Platz- oder Schürfwunden erhöhen Infektionsrisiko
Durch Stürme wie Hurrikans oder den Rauch nach Waldbränden und Vulkanaktivitäten werden Pilzsporen weitläufig verteilt. Hinzu kommt, dass nach tragischen Ereignissen schwere Verletzungen bei Menschen wie Platzwunden oder Abschürfungen das Infektionsrisiko erhöhen, ist in der Studie zu lesen, die im März im britischen Medizinjournal "The Lancet" publiziert wurde. Im Ausnahmezustand können Medizinerinnen und Mediziner Pilzbefall übersehen. Weiters begünstigen Feuchtigkeit und Nässe in Folge von Überschwemmungen die Vermehrung der Pilze. Ein hohes Risiko stellen in diesen Fällen modrige und schimmlige Gebäude dar, wenn sie nicht getrocknet werden.

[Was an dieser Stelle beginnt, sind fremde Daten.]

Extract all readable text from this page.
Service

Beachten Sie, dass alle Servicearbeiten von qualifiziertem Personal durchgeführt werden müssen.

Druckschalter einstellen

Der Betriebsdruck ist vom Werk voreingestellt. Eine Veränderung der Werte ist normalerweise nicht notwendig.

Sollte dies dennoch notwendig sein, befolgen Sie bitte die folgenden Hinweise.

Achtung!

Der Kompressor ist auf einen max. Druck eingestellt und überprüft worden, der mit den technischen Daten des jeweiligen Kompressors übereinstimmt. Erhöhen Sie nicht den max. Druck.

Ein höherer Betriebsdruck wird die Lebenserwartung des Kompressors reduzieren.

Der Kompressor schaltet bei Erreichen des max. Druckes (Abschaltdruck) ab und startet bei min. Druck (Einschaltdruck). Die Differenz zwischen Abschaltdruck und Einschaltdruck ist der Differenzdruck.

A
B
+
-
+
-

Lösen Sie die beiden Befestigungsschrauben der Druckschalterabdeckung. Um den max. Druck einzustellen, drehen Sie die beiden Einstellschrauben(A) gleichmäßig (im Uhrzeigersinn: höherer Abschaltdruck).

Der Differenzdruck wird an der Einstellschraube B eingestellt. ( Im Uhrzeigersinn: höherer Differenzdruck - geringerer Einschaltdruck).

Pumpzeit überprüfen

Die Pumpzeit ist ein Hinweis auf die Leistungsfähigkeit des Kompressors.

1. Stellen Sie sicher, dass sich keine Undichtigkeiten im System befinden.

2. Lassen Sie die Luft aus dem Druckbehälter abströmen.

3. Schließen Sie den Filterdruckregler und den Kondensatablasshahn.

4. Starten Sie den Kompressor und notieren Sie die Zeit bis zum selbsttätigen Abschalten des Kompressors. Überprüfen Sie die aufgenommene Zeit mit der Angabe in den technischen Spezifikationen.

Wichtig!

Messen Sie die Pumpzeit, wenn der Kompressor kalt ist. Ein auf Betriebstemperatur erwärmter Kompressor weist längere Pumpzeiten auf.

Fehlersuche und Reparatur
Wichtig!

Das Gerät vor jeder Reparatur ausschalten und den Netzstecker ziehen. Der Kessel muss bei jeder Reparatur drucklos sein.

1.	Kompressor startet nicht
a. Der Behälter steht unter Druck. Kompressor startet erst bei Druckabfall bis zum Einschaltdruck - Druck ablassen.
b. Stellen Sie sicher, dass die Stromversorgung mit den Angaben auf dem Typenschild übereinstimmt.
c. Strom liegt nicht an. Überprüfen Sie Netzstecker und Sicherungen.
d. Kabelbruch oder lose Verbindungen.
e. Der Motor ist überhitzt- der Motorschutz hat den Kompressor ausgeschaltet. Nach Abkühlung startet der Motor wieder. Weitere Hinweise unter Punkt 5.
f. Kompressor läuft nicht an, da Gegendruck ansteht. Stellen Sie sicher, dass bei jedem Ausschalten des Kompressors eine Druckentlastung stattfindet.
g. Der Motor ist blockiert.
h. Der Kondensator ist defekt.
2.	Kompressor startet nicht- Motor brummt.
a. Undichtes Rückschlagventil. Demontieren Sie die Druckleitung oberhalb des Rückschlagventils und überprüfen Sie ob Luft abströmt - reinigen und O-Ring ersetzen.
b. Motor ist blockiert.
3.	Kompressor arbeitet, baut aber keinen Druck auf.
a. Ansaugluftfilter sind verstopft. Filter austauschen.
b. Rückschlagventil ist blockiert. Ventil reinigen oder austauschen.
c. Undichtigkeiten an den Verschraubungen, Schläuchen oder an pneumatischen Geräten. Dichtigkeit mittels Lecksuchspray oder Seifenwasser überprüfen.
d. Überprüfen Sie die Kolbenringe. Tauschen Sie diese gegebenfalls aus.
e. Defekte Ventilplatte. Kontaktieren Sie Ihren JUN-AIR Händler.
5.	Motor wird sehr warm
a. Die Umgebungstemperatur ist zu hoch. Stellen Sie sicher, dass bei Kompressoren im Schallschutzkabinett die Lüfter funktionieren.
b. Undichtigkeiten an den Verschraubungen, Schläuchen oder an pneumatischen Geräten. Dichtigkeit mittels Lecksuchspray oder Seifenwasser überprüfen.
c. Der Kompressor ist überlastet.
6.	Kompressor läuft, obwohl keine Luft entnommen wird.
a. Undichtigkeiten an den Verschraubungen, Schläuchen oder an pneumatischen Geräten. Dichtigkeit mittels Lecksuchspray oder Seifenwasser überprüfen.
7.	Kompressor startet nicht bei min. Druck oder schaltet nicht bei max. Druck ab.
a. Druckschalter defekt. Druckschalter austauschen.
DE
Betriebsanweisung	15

"Überflutungen gibt es bei uns in Österreich genau so, hier kann mehr getan werden", sagte Hönigl im Gespräch mit der APA. Zwar sei Europa in der glücklichen Lage, weniger etablierte Pilzerkrankungen zu haben, "das kann sich aber in den nächsten Jahrzehnten ändern". Heute sei Pilzbefall in unseren Breiten vor allem für immungeschwächte Menschen, etwa Diabetiker, gefährlich. "Auf der Lungenambulanz sehen wir schon zunehmende Patientenzahlen", so Hönigl, noch sei die Lage in Österreich aber nicht dramatisch.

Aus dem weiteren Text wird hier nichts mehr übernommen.